Patty Chase (Bess Armstrong) in “My So-Called Life” supported the family economically as well as emotionally. In a series that focused on the adolescent struggles of the teen-age daughter (Claire Danes), Patty came across both as a strong, understanding believably conflicted woman. She understood the importance of allowing her daughter to be independent, even make her own mistakes, but when things went too far she did not hesitate to step in.

Lorelei Gilmore (Lauren Graham) on “The Gilmore Girls” was a teenager when her daughter Rory was born. Rory was a teenager when the show began, and part of its appeal was the close and understanding relationship between the two of them. For most of the series, the mother-daughter conflict was kicked up a generation as Lorelei connected with her estranged (and wealthy) parents to help pay for Rory’s tuition. The most adorable mother-daughter dialogue in television history was this show’s quippy, intensely culturally aware repartee.

Olivia Walton (Michael Learned) on “The Waltons” is based on the real-life mother of series creator Earl Hammer, Jr. Olivia combined resolve with patience in raising seven children during the Depression, and part of what made the show so heartwarming was her ability to engage with each person in the family in a way that was always completely present and loving.

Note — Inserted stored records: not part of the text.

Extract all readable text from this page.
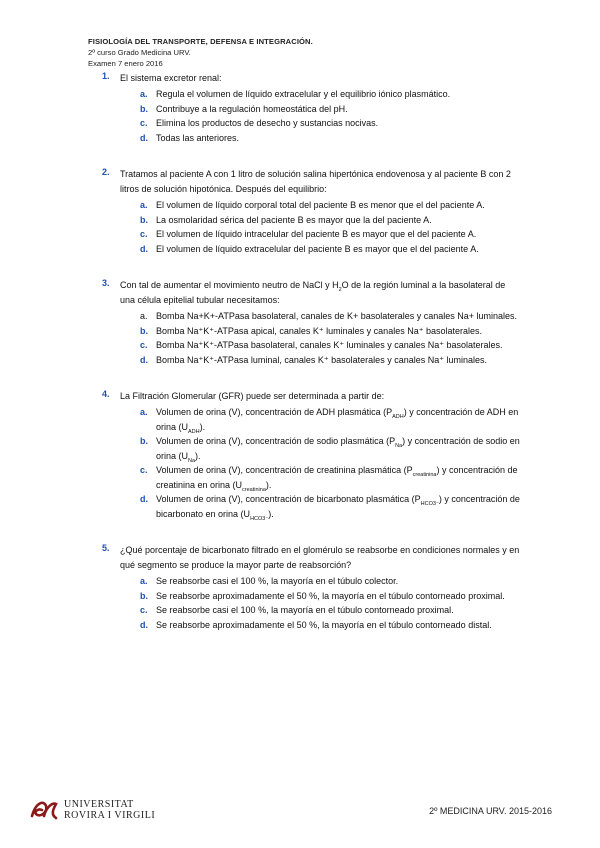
FISIOLOGÍA DEL TRANSPORTE, DEFENSA E INTEGRACIÓN.
2º curso Grado Medicina URV.
Examen 7 enero 2016
1. El sistema excretor renal:
a. Regula el volumen de líquido extracelular y el equilibrio iónico plasmático.
b. Contribuye a la regulación homeostática del pH.
c. Elimina los productos de desecho y sustancias nocivas.
d. Todas las anteriores.
2. Tratamos al paciente A con 1 litro de solución salina hipertónica endovenosa y al paciente B con 2 litros de solución hipotónica. Después del equilibrio:
a. El volumen de líquido corporal total del paciente B es menor que el del paciente A.
b. La osmolaridad sérica del paciente B es mayor que la del paciente A.
c. El volumen de líquido intracelular del paciente B es mayor que el del paciente A.
d. El volumen de líquido extracelular del paciente B es mayor que el del paciente A.
3. Con tal de aumentar el movimiento neutro de NaCl y $H_2O$ de la región luminal a la basolateral de una célula epitelial tubular necesitamos:
a. Bomba Na+K+-ATPasa basolateral, canales de K+ basolaterales y canales Na+ luminales.
b. Bomba Na⁺K⁺-ATPasa apical, canales K⁺ luminales y canales Na⁺ basolaterales.
c. Bomba Na⁺K⁺-ATPasa basolateral, canales K⁺ luminales y canales Na⁺ basolaterales.
d. Bomba Na⁺K⁺-ATPasa luminal, canales K⁺ basolaterales y canales Na⁺ luminales.
4. La Filtración Glomerular (GFR) puede ser determinada a partir de:
a. Volumen de orina (V), concentración de ADH plasmática $(P_{ADH})$ y concentración de ADH en orina $(U_{ADH})$.
b. Volumen de orina (V), concentración de sodio plasmática $(P_{Na})$ y concentración de sodio en orina $(U_{Na})$.
c. Volumen de orina (V), concentración de creatinina plasmática $(P_{creatinina})$ y concentración de creatinina en orina $(U_{creatinina})$.
d. Volumen de orina (V), concentración de bicarbonato plasmática $(P_{HCO3^-})$ y concentración de bicarbonato en orina $(U_{HCO3^-})$.
5. ¿Qué porcentaje de bicarbonato filtrado en el glomérulo se reabsorbe en condiciones normales y en qué segmento se produce la mayor parte de reabsorción?
a. Se reabsorbe casi el 100 %, la mayoría en el túbulo colector.
b. Se reabsorbe aproximadamente el 50 %, la mayoría en el túbulo contorneado proximal.
c. Se reabsorbe casi el 100 %, la mayoría en el túbulo contorneado proximal.
d. Se reabsorbe aproximadamente el 50 %, la mayoría en el túbulo contorneado distal.
UNIVERSITAT
ROVIRA I VIRGILI	2º MEDICINA URV. 2015-2016
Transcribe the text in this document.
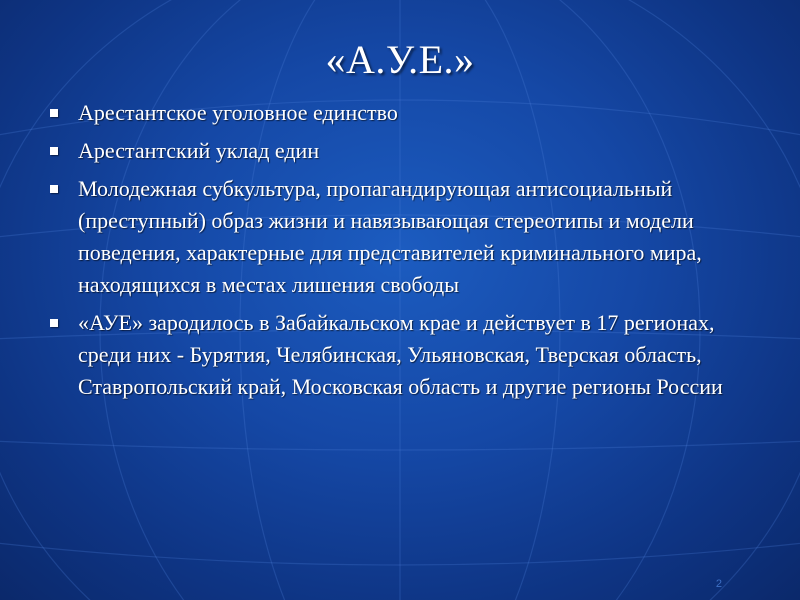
«А.У.Е.»
Арестантское уголовное единство
Арестантский уклад един
Молодежная субкультура, пропагандирующая антисоциальный (преступный) образ жизни и навязывающая стереотипы и модели поведения, характерные для представителей криминального мира, находящихся в местах лишения свободы
«АУЕ» зародилось в Забайкальском крае и действует в 17 регионах, среди них - Бурятия, Челябинская, Ульяновская, Тверская область, Ставропольский край, Московская область и другие регионы России
2
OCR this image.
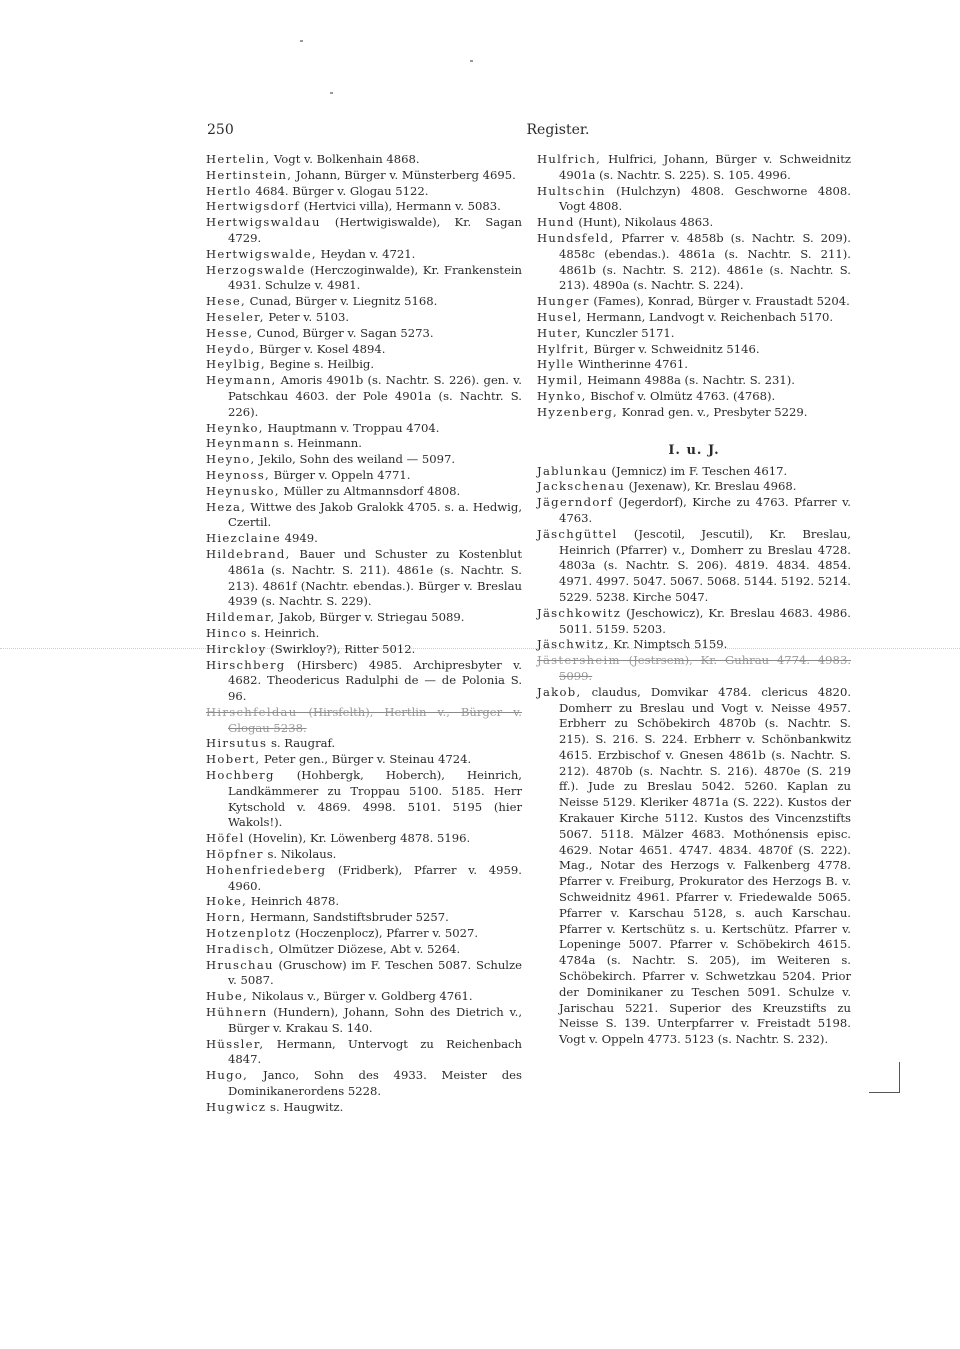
250	Register.

Hertelin, Vogt v. Bolkenhain 4868.

Hertinstein, Johann, Bürger v. Münsterberg 4695.

Hertlo 4684. Bürger v. Glogau 5122.

Hertwigsdorf (Hertvici villa), Hermann v. 5083.

Hertwigswaldau (Hertwigiswalde), Kr. Sagan 4729.

Hertwigswalde, Heydan v. 4721.

Herzogswalde (Herczoginwalde), Kr. Frankenstein 4931. Schulze v. 4981.

Hese, Cunad, Bürger v. Liegnitz 5168.

Heseler, Peter v. 5103.

Hesse, Cunod, Bürger v. Sagan 5273.

Heydo, Bürger v. Kosel 4894.

Heylbig, Begine s. Heilbig.

Heymann, Amoris 4901b (s. Nachtr. S. 226). gen. v. Patschkau 4603. der Pole 4901a (s. Nachtr. S. 226).

Heynko, Hauptmann v. Troppau 4704.

Heynmann s. Heinmann.

Heyno, Jekilo, Sohn des weiland — 5097.

Heynoss, Bürger v. Oppeln 4771.

Heynusko, Müller zu Altmannsdorf 4808.

Heza, Wittwe des Jakob Gralokk 4705. s. a. Hedwig, Czertil.

Hiezclaine 4949.

Hildebrand, Bauer und Schuster zu Kostenblut 4861a (s. Nachtr. S. 211). 4861e (s. Nachtr. S. 213). 4861f (Nachtr. ebendas.). Bürger v. Breslau 4939 (s. Nachtr. S. 229).

Hildemar, Jakob, Bürger v. Striegau 5089.

Hinco s. Heinrich.

Hirckloy (Swirkloy?), Ritter 5012.

Hirschberg (Hirsberc) 4985. Archipresbyter v. 4682. Theodericus Radulphi de — de Polonia S. 96.

Hirschfeldau (Hirsfelth), Hertlin v., Bürger v. Glogau 5238.

Hirsutus s. Raugraf.

Hobert, Peter gen., Bürger v. Steinau 4724.

Hochberg (Hohbergk, Hoberch), Heinrich, Landkämmerer zu Troppau 5100. 5185. Herr Kytschold v. 4869. 4998. 5101. 5195 (hier Wakols!).

Höfel (Hovelin), Kr. Löwenberg 4878. 5196.

Höpfner s. Nikolaus.

Hohenfriedeberg (Fridberk), Pfarrer v. 4959. 4960.

Hoke, Heinrich 4878.

Horn, Hermann, Sandstiftsbruder 5257.

Hotzenplotz (Hoczenplocz), Pfarrer v. 5027.

Hradisch, Olmützer Diözese, Abt v. 5264.

Hruschau (Gruschow) im F. Teschen 5087. Schulze v. 5087.

Hube, Nikolaus v., Bürger v. Goldberg 4761.

Hühnern (Hundern), Johann, Sohn des Dietrich v., Bürger v. Krakau S. 140.

Hüssler, Hermann, Untervogt zu Reichenbach 4847.

Hugo, Janco, Sohn des 4933. Meister des Dominikanerordens 5228.

Hugwicz s. Haugwitz.

Hulfrich, Hulfrici, Johann, Bürger v. Schweidnitz 4901a (s. Nachtr. S. 225). S. 105. 4996.

Hultschin (Hulchzyn) 4808. Geschworne 4808. Vogt 4808.

Hund (Hunt), Nikolaus 4863.

Hundsfeld, Pfarrer v. 4858b (s. Nachtr. S. 209). 4858c (ebendas.). 4861a (s. Nachtr. S. 211). 4861b (s. Nachtr. S. 212). 4861e (s. Nachtr. S. 213). 4890a (s. Nachtr. S. 224).

Hunger (Fames), Konrad, Bürger v. Fraustadt 5204.

Husel, Hermann, Landvogt v. Reichenbach 5170.

Huter, Kunczler 5171.

Hylfrit, Bürger v. Schweidnitz 5146.

Hylle Wintherinne 4761.

Hymil, Heimann 4988a (s. Nachtr. S. 231).

Hynko, Bischof v. Olmütz 4763. (4768).

Hyzenberg, Konrad gen. v., Presbyter 5229.

I. u. J.

Jablunkau (Jemnicz) im F. Teschen 4617.

Jackschenau (Jexenaw), Kr. Breslau 4968.

Jägerndorf (Jegerdorf), Kirche zu 4763. Pfarrer v. 4763.

Jäschgüttel (Jescotil, Jescutil), Kr. Breslau, Heinrich (Pfarrer) v., Domherr zu Breslau 4728. 4803a (s. Nachtr. S. 206). 4819. 4834. 4854. 4971. 4997. 5047. 5067. 5068. 5144. 5192. 5214. 5229. 5238. Kirche 5047.

Jäschkowitz (Jeschowicz), Kr. Breslau 4683. 4986. 5011. 5159. 5203.

Jäschwitz, Kr. Nimptsch 5159.

Jästersheim (Jestrsem), Kr. Guhrau 4774. 4983. 5099.

Jakob, claudus, Domvikar 4784. clericus 4820. Domherr zu Breslau und Vogt v. Neisse 4957. Erbherr zu Schöbekirch 4870b (s. Nachtr. S. 215). S. 216. S. 224. Erbherr v. Schönbankwitz 4615. Erzbischof v. Gnesen 4861b (s. Nachtr. S. 212). 4870b (s. Nachtr. S. 216). 4870e (S. 219 ff.). Jude zu Breslau 5042. 5260. Kaplan zu Neisse 5129. Kleriker 4871a (S. 222). Kustos der Krakauer Kirche 5112. Kustos des Vincenzstifts 5067. 5118. Mälzer 4683. Mothónensis episc. 4629. Notar 4651. 4747. 4834. 4870f (S. 222). Mag., Notar des Herzogs v. Falkenberg 4778. Pfarrer v. Freiburg, Prokurator des Herzogs B. v. Schweidnitz 4961. Pfarrer v. Friedewalde 5065. Pfarrer v. Karschau 5128, s. auch Karschau. Pfarrer v. Kertschütz s. u. Kertschütz. Pfarrer v. Lopeninge 5007. Pfarrer v. Schöbekirch 4615. 4784a (s. Nachtr. S. 205), im Weiteren s. Schöbekirch. Pfarrer v. Schwetzkau 5204. Prior der Dominikaner zu Teschen 5091. Schulze v. Jarischau 5221. Superior des Kreuzstifts zu Neisse S. 139. Unterpfarrer v. Freistadt 5198. Vogt v. Oppeln 4773. 5123 (s. Nachtr. S. 232).
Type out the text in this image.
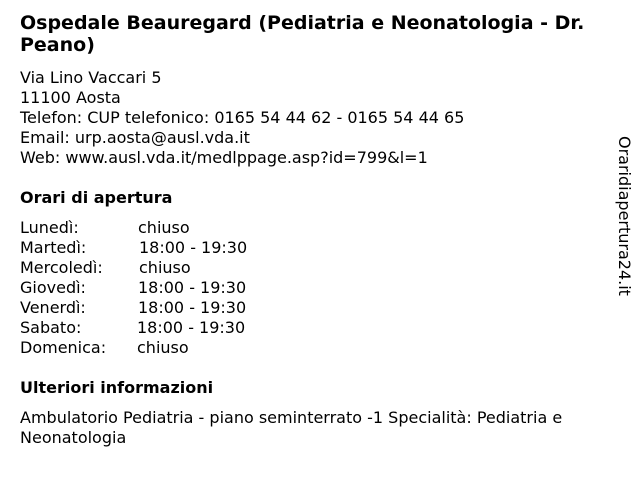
Ospedale Beauregard (Pediatria e Neonatologia - Dr. Peano)
Via Lino Vaccari 5
11100 Aosta
Telefon: CUP telefonico: 0165 54 44 62 - 0165 54 44 65
Email: urp.aosta@ausl.vda.it
Web: www.ausl.vda.it/medlppage.asp?id=799&l=1
Orari di apertura
Lunedì:	chiuso
Martedì:	18:00 - 19:30
Mercoledì:	chiuso
Giovedì:	18:00 - 19:30
Venerdì:	18:00 - 19:30
Sabato:	18:00 - 19:30
Domenica:	chiuso
Ulteriori informazioni
Ambulatorio Pediatria - piano seminterrato -1 Specialità: Pediatria e Neonatologia
Oraridiapertura24.it
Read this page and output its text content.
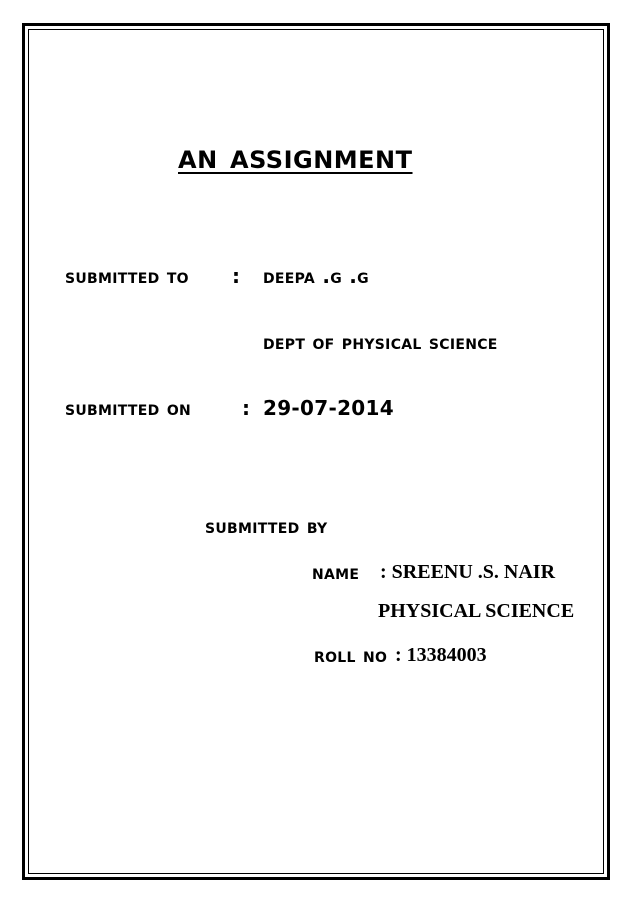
an assignment
submitted to : deepa .g .g
dept of physical science
submitted on	: 29-07-2014
submitted by
name : SREENU .S. NAIR
PHYSICAL SCIENCE
roll no : 13384003
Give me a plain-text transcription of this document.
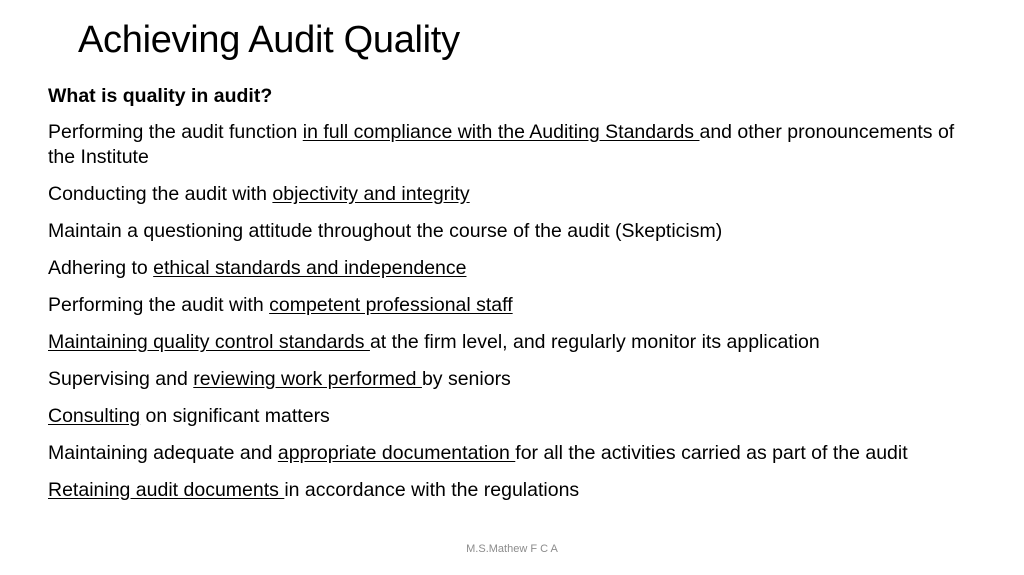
Achieving Audit Quality

What is quality in audit?

Performing the audit function in full compliance with the Auditing Standards and other pronouncements of the Institute

Conducting the audit with objectivity and integrity

Maintain a questioning attitude throughout the course of the audit (Skepticism)

Adhering to ethical standards and independence

Performing the audit with competent professional staff

Maintaining quality control standards at the firm level, and regularly monitor its application

Supervising and reviewing work performed by seniors

Consulting on significant matters

Maintaining adequate and appropriate documentation for all the activities carried as part of the audit

Retaining audit documents in accordance with the regulations

M.S.Mathew F C A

Aunt Bee (Frances Bavier) on “The Andy Griffith Show” is one of the best examples of indispensable mother-figures and mother-substitutes we love on television and in real life. When Sheriff Andy Taylor needed someone to help raise his son, Opie, he called in Aunt Bee, who arrives in the first episode and quickly becomes a part of the household. Other than a problem with her pickles, she is known for her excellent home cooking and other domestic skills and for her devotion to Andy and Opie.